Woody: When I joined it was a revolution in my musical taste. I’d heard of Bob Marley but I’d never really heard of Motown, Ian Dury...

Chris: And in three weeks he was a real skinhead, smoking 20 Number Six a day and mugging old ladies. Hurr hurr!

Mike: Punk meant nothing to me. All the other bands were getting on a bit. I remember going to The Rainbow and seeing these three guys who were supposed to be brilliant, but they were so dull I thought at the time, ‘We can’t miss.’ then suddenly the Pistols came along and stole our glory. Their attitude was good but I don’t think any of us liked their music.

Carl: I don’t know what it is about us but we didn’t really think it would last. Each time it was, “Cor blimey we’re on Top of The Pops!”. It always seemed too good to be true. I only really got used to it when we split up.

Mike: But I don’t think we could’ve done it any other way. We could have waited another couple of years - but then we wouldn’t have had any hits!


Chris: Camden was pretty rough back when we started out. We used to play the Electric Ballroom and Camden Palace and it was rough. A lot of the pubs have changed, socially. Every now and then you see somewhere that’s been turned into some really trendy bar and you think, “Why have they done that?” Then a week later it’s completely packed.

Carl: I find a lot has changed. When I was a kid you could play football in the street, there were virtually no cars. The culture was people out on the streets all day long. Even the dossers have changed in Camden. They’re more aggressive, whereas the old dossers then seemed to be failed philosophers. You could stop and have a chat. There were legendary tramps around here.

Woody: I moved into Camden in 1965, a little road called Stratford Villas, which is quite central. It used to be a real Greek and Irish community and the biggest shop in Camden Town was the Co-op on the High Street. There were about four down-and-outs that you used to know by name. But in the late Seventies, early Eighties it just seemed to explode. By 1983 I had moved out and I’d never live there again, because it’s an absolute khazi. I live in Peckham now and it’s got the most vibrant market in the world. It’s real, you get real people, real food. It’s fantastic.

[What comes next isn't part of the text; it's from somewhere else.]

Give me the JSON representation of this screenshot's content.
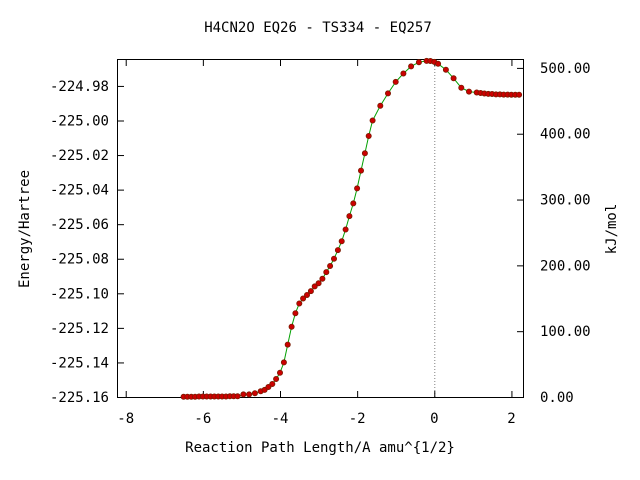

Carl: Oh yeah, the last time I was down there blokes with baseball bats were smashing each other’s heads in. Lovely real people.

Woody: It used to happen round here, Carl .. Camden was like that.

Suggs: It’s changed for the worst, but I think London as a whole has changed in that way. The great change around Camden Town was when the market got completely out of control, all the rents went up and the small shops couldn’t survive. I still like it though. I drink round here. But I agree with Woody, the standard of living in Camden has got worse.

Chris: You go down there in your car and you can’t move. There are ten million shops all selling leather jackets now, but there used to be a really good shop for getting your Hoover fixed.

Mark: You can see how this area has played quite a large part in the development of the band. Even though we didn’t all know each other, we were interlinked in different ways.

Carl: It’s like one road, if you take a bus from Finchley down to Tottenham Court Road where Suggs lived. My life has been up and down that road. It hasn’t changed. I’m still going up and down that road.